Feb. 20 (UPI) -- Google has developed an artificial intelligence algorithm that can assess someone's risk for heart disease by looking at their retinas.
The tech giant says its method is as reliable as a doctor conducting a blood test, according to a study published Monday in the journal Nature Biomedical Engineering.
Google's software, developed with its health-tech subsidiary Verily, analyzes data, including an individual's age, blood pressure and whether they smoke, to assess risk. Retinal characteristics include a variety of "features, patterns, colors, values and shapes," Google said.
"The caveat to this is that it's early, [and] we trained this on a small data set," Google's lead researcher, Lily Peng, lead researcher on the project, told USA Today. "We think that the accuracy of this prediction will go up a little bit more as we kind of get more comprehensive data. Discovering that we could do this is a good first step. But we need to validate."
Google and Verily's scientists in Mountain View, Calif., used machine learning to analyze a medical dataset of 284,335 patients and validated on two independent datasets of 12,026 and 999 patients.
"We predicted cardiovascular risk factors not previously thought to be present or quantifiable in retinal images, such as age, gender, smoking status, systolic blood pressure and major adverse cardiac events," researchers wrote in the study. "We also show that the trained deep-learning models used anatomical features, such as the optic disc or blood vessels, to generate each prediction."
The rear interior wall of the eye, called the fundus, contains blood vessels that reflect the body's overall health.
With 70 percent accuracy, Google researchers were able to predict who had a cardiovascular event in the past five years and who didn't. This compares well to medical professionals using blood tests called SCORE, which have a 72 percent successful prediction rate.
Google developed a "heatmap," which is a graphical representation of data that determined which pixels in an image have the most significance in a specific risk factor. For example, in making predictions about blood pressure, Google's algorithm paid more attention to blood vessels.
"Pattern recognition and making use of images is one of the best areas for AI right now," said Harlan M. Krumholz, a professor of medicine and director of Yale's Center for Outcomes Research and Evaluation. "And this is going to come from photographs and sensors and a whole range of devices that will help us essentially improve the physical examination and I think more precisely hone our understanding of disease and individuals and pair it with treatments."'
Google's Peng predicts it will be years before doctors will be able to use the retinal technology but says "it's not just when it's going to be used, but how it's going to be used."
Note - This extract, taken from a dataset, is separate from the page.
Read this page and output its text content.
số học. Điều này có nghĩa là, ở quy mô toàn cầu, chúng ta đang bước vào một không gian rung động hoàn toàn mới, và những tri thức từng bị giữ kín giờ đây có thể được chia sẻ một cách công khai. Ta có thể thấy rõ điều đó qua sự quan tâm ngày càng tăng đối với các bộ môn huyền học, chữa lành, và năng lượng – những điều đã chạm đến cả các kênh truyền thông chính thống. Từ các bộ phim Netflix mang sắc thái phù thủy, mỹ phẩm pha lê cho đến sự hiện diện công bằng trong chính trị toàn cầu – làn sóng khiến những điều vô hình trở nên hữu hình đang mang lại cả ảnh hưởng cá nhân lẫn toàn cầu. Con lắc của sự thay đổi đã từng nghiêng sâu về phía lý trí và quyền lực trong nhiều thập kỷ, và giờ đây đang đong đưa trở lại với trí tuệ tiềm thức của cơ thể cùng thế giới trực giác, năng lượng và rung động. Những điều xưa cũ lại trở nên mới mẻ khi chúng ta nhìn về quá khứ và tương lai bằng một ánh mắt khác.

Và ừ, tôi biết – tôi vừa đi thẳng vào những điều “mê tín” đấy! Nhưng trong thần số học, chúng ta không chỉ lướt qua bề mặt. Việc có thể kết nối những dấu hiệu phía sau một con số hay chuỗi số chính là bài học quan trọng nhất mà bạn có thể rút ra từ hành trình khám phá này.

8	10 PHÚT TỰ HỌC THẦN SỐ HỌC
Aside from assessing heart disease risk, Peng hopes the technology can be applied in other areas, perhaps even cancer research.
"I am very excited about what this means for discovery," Peng said. "We hope researchers in other places will take what we have and build on it."
As part of its medical research, Google is collecting medical records of 10,000 individuals over four years.
"They're taking data that's been captured for one clinical reason and getting more out of it than we currently do," Luke Oakden-Rayner, a medical researcher at the University of Adelaide who specializes in machine learning analysis, told The Verge. "Rather than replacing doctors, it's trying to extend what we can actually do."